If you really think the lender is absorbing your fees out of the goodness of its heart (maybe it’s run by the Tooth Fairy or something), then I have some really nice abandoned half-built condos in Vegas I’d like to sell you. “Par” is mortgage industry term for the rate you’d pay if everyone involved in the entire transaction worked for free–there would be just the cost of the money, which changes with financial markets just like stock prices do. And you can get that rate if you want–but you are going to have to pay the costs of originating the mortgage–appraisal, title, lender, etc. fees. And you can get a lower rate than “par” if you want–by paying still more–called “discount” fees or points. But if you don’t want to come in and pay those fees out of pocket, you have two choices.
You don’t have to empty your pockets to pay your costs when you close your loan. You can finance them (roll them into the loan amount), or you can opt for a no-cost loan. A recent survey indicated that 85% of borrowers refinancing chose not to pay their fees put of pocket–they either financed them or went with a no-cost option. So it’s a pretty popular choice. You will pay a higher than the average market par rate if you pay no fees. That’s just business and is not evil unless you think everyone should work for free.

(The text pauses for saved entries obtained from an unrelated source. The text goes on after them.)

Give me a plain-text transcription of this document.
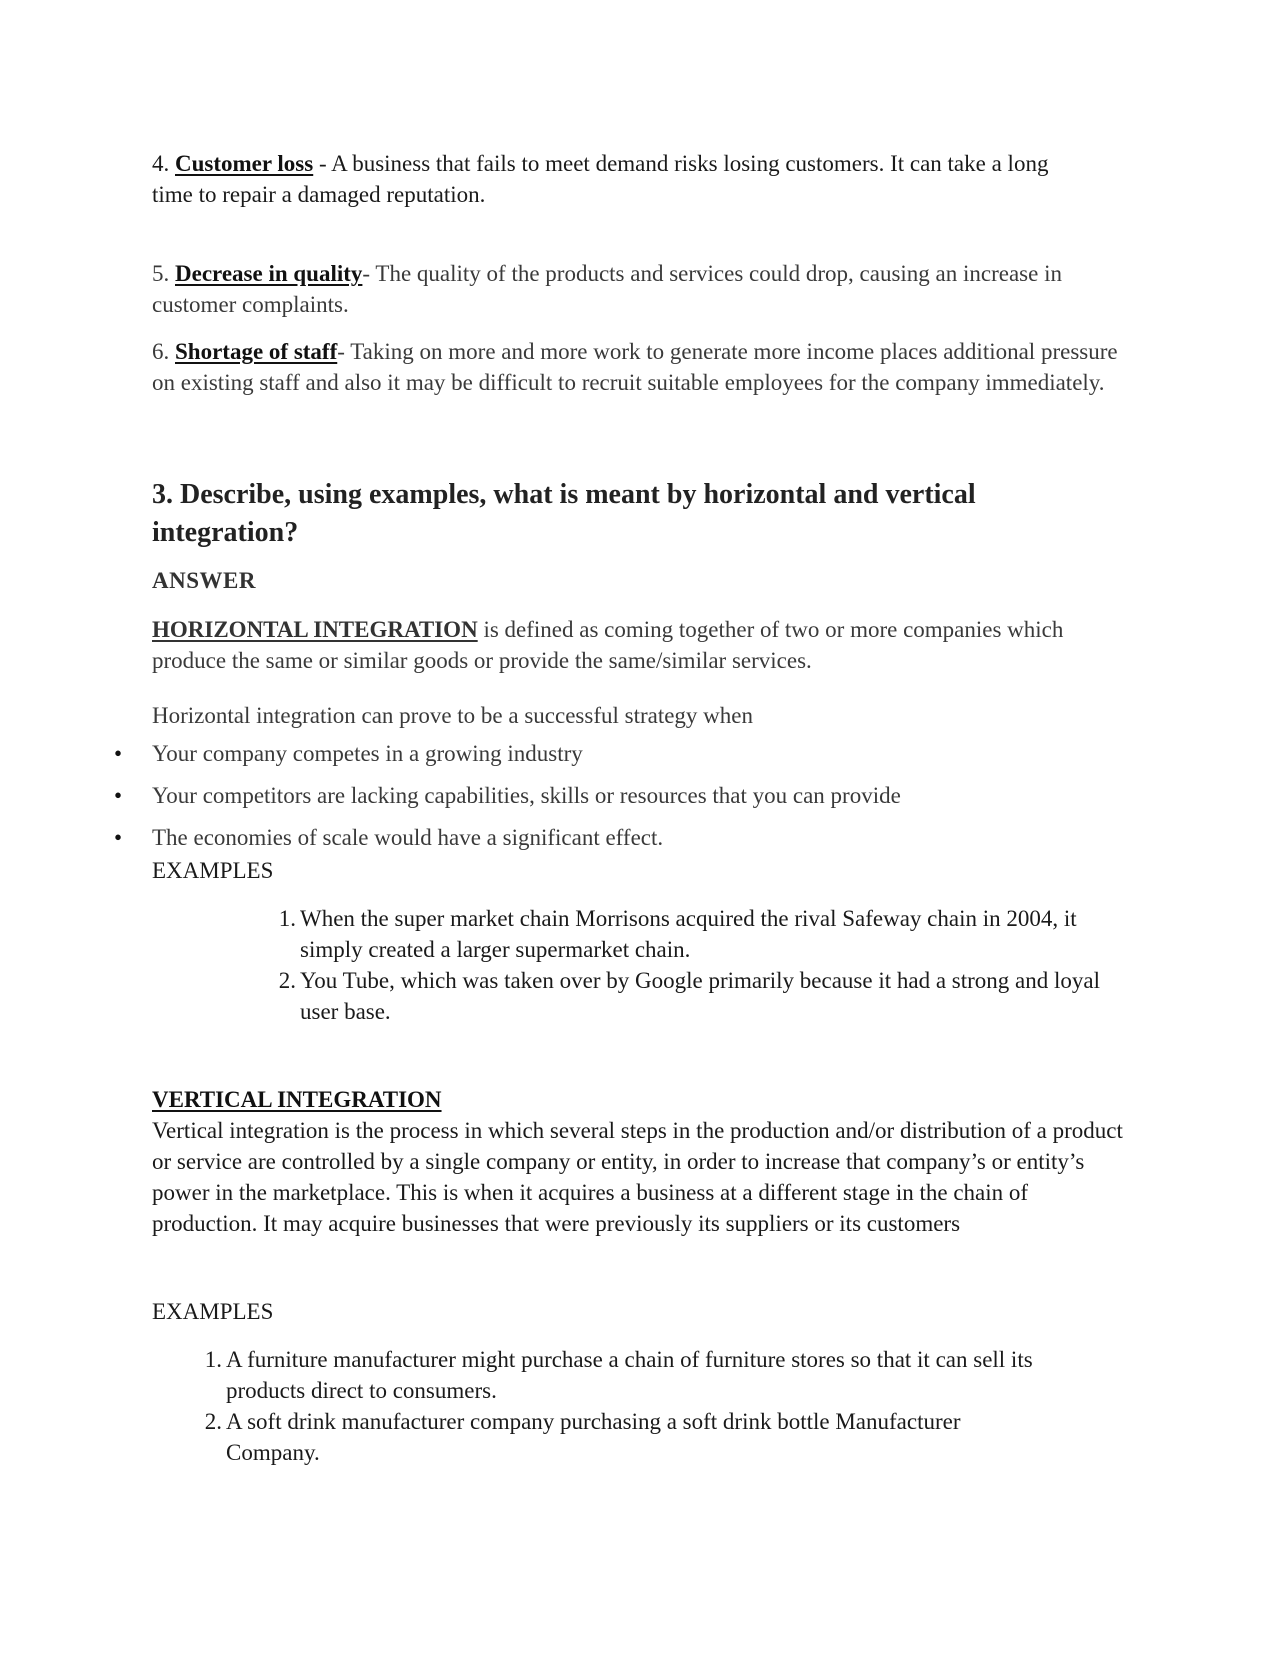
4. Customer loss - A business that fails to meet demand risks losing customers. It can take a long time to repair a damaged reputation.

5. Decrease in quality- The quality of the products and services could drop, causing an increase in customer complaints.

6. Shortage of staff- Taking on more and more work to generate more income places additional pressure on existing staff and also it may be difficult to recruit suitable employees for the company immediately.

3. Describe, using examples, what is meant by horizontal and vertical integration?
ANSWER

HORIZONTAL INTEGRATION is defined as coming together of two or more companies which produce the same or similar goods or provide the same/similar services.

Horizontal integration can prove to be a successful strategy when

• Your company competes in a growing industry
• Your competitors are lacking capabilities, skills or resources that you can provide
• The economies of scale would have a significant effect.
EXAMPLES
1. When the super market chain Morrisons acquired the rival Safeway chain in 2004, it simply created a larger supermarket chain.
2. You Tube, which was taken over by Google primarily because it had a strong and loyal user base.
VERTICAL INTEGRATION

Vertical integration is the process in which several steps in the production and/or distribution of a product or service are controlled by a single company or entity, in order to increase that company’s or entity’s power in the marketplace. This is when it acquires a business at a different stage in the chain of production. It may acquire businesses that were previously its suppliers or its customers

EXAMPLES
1. A furniture manufacturer might purchase a chain of furniture stores so that it can sell its products direct to consumers.
2. A soft drink manufacturer company purchasing a soft drink bottle Manufacturer Company.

However, this loan may not be in your best interest. Typically, “no-cost” mortgages, with their higher rates, will cost the borrower more in the long run–not the best deal if you are 30 years old and are imagining grandkids visiting you in this house someday. So if you plan to keep that home and mortgage more than a few years, you might want to pay the fees (and maybe even a discount point or two, or consider a 15 year mortgage) and spend less on interest over the life of the loan. Mortgage calculators abound and are very helpful in putting this concept into actual payments, and amortization schedules show you how your loan will be paid over time.
The easiest way to compare loans is to ask a few lenders for three rate quotes on the same product. Get one quote with all the fees (excluding property taxes and insurance, which you have to pay whether you have a mortgage or not). Then get a second quote on a “no-cost deal.” Finally, see what your payment would look like if you roll the costs into the mortgage (you only have this option if you are refinancing and there is enough equity in the property). Run the numbers through a mortgage calculator and see how long it would take for the money you saved upfront to be paid back in higher interest charges. And if you have plans for that money you don’t pay upfront (like investing in CD rates paying 3% or whatever) don’t forget to include that in your mortgage decision.
Finally, if you aren’t sure how long you will be in your home, but the rate on a “no-cost” loan is lower than the rate you’re paying now–and you won’t be paying any fees–just pretend you’re a Nike athlete and “just do it.” That decision is a no-brainer.